De nimsjal “De latere problemen doen de eerdere vergeten”, lijkt iets minder goed te passen bij de eerste masjal. Daar gaat het niet om problemen – tenzij men de geboorte zelf als zodanig ziet – maar eerder om opeenvolgende blije gebeurtenissen. Het hoofdpersonage wil graag kinderen (baniem in het Hebreeuws kan ook vertaald worden met ‘zonen’, zoals Arie Kooyman het heeft, maar in deze context lijkt ‘kinderen’ me een meer gepaste en neutraler vertaling). Eerst krijgt de man een dochter; hij is zo blij dat hij, als hij een eed zweert, dit op het leven van de dochter doet.
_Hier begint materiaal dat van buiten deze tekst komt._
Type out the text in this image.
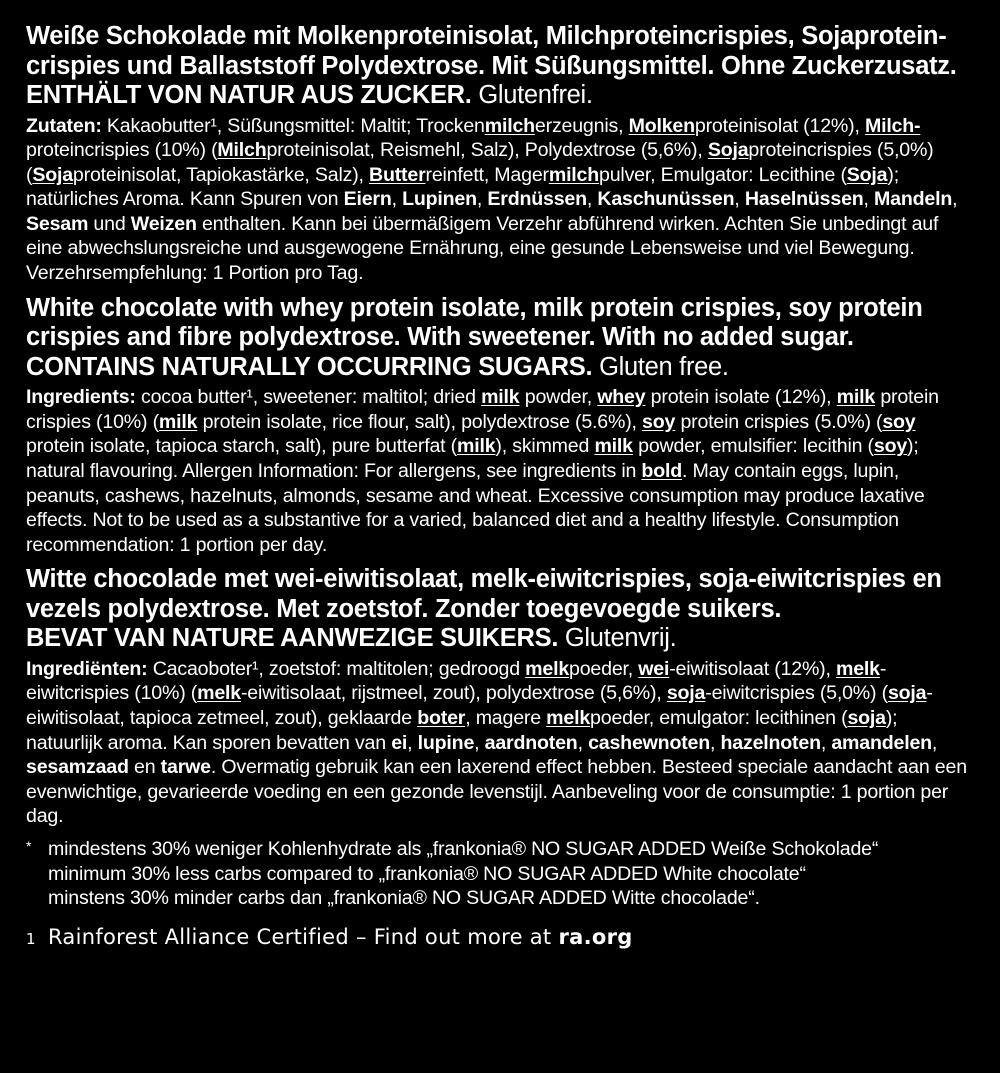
Weiße Schokolade mit Molkenproteinisolat, Milchproteincrispies, Sojaprotein-
crispies und Ballaststoff Polydextrose. Mit Süßungsmittel. Ohne Zuckerzusatz.
ENTHÄLT VON NATUR AUS ZUCKER. Glutenfrei.

Zutaten: Kakaobutter¹, Süßungsmittel: Maltit; Trockenmilcherzeugnis, Molkenproteinisolat (12%), Milch- proteincrispies (10%) (Milchproteinisolat, Reismehl, Salz), Polydextrose (5,6%), Sojaproteincrispies (5,0%) (Sojaproteinisolat, Tapiokastärke, Salz), Butterreinfett, Magermilchpulver, Emulgator: Lecithine (Soja); natürliches Aroma. Kann Spuren von Eiern, Lupinen, Erdnüssen, Kaschunüssen, Haselnüssen, Mandeln, Sesam und Weizen enthalten. Kann bei übermäßigem Verzehr abführend wirken. Achten Sie unbedingt auf eine abwechslungsreiche und ausgewogene Ernährung, eine gesunde Lebensweise und viel Bewegung. Verzehrsempfehlung: 1 Portion pro Tag.

White chocolate with whey protein isolate, milk protein crispies, soy protein
crispies and fibre polydextrose. With sweetener. With no added sugar.
CONTAINS NATURALLY OCCURRING SUGARS. Gluten free.

Ingredients: cocoa butter¹, sweetener: maltitol; dried milk powder, whey protein isolate (12%), milk protein crispies (10%) (milk protein isolate, rice flour, salt), polydextrose (5.6%), soy protein crispies (5.0%) (soy protein isolate, tapioca starch, salt), pure butterfat (milk), skimmed milk powder, emulsifier: lecithin (soy); natural flavouring. Allergen Information: For allergens, see ingredients in bold. May contain eggs, lupin, peanuts, cashews, hazelnuts, almonds, sesame and wheat. Excessive consumption may produce laxative effects. Not to be used as a substantive for a varied, balanced diet and a healthy lifestyle. Consumption recommendation: 1 portion per day.

Witte chocolade met wei-eiwitisolaat, melk-eiwitcrispies, soja-eiwitcrispies en
vezels polydextrose. Met zoetstof. Zonder toegevoegde suikers.
BEVAT VAN NATURE AANWEZIGE SUIKERS. Glutenvrij.

Ingrediënten: Cacaoboter¹, zoetstof: maltitolen; gedroogd melkpoeder, wei-eiwitisolaat (12%), melk- eiwitcrispies (10%) (melk-eiwitisolaat, rijstmeel, zout), polydextrose (5,6%), soja-eiwitcrispies (5,0%) (soja-eiwitisolaat, tapioca zetmeel, zout), geklaarde boter, magere melkpoeder, emulgator: lecithinen (soja); natuurlijk aroma. Kan sporen bevatten van ei, lupine, aardnoten, cashewnoten, hazelnoten, amandelen, sesamzaad en tarwe. Overmatig gebruik kan een laxerend effect hebben. Besteed speciale aandacht aan een evenwichtige, gevarieerde voeding en een gezonde levenstijl. Aanbeveling voor de consumptie: 1 portion per dag.

* mindestens 30% weniger Kohlenhydrate als „frankonia® NO SUGAR ADDED Weiße Schokolade“
minimum 30% less carbs compared to „frankonia® NO SUGAR ADDED White chocolate“
minstens 30% minder carbs dan „frankonia® NO SUGAR ADDED Witte chocolade“.
1 Rainforest Alliance Certified – Find out more at ra.org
Als tweede krijgt hij een zoon. Deze nieuwe geboorte doet de eerste vergeten, en voortaan zweert hij op het leven van de zoon. Strikt genomen hoeft hier geen hiërarchie mee te spelen: net zoals de slang niet gevaarlijker is dan de leeuw, is de zoon in deze masjal niet noodzakelijk voorgesteld als meer waard dan de dochter; hij is alleen later gekomen. Dit is zeker het geval als men in de eerste regel ‘kinderen’ vertaalt.
Er valt nog veel meer over deze parabels te vertellen. In de twee Mechiltot (commentaren op Exodus), die van Rabbi Ismaël en die van Rabbi Shimon bar Jochai, zijn ze verbonden met twee verschillende verzen uit Exodus: 13:2 en 15:11. Met beide is het verband vrij los. De connectie met het vers uit Jeremia is duidelijker. Maar ook daar is de relatie tot beide mesjaliem, en vooral tussen de mesjaliem en hun gemeenschappelijke nimsjal geforceerd. Het is ook niet helemaal duidelijk wie de eerste masjal vertelt. Dergelijke parabels laten zien dat ze ‘zwervende teksten’ zijn, die in verscheidene literaire contexten werden ingepast.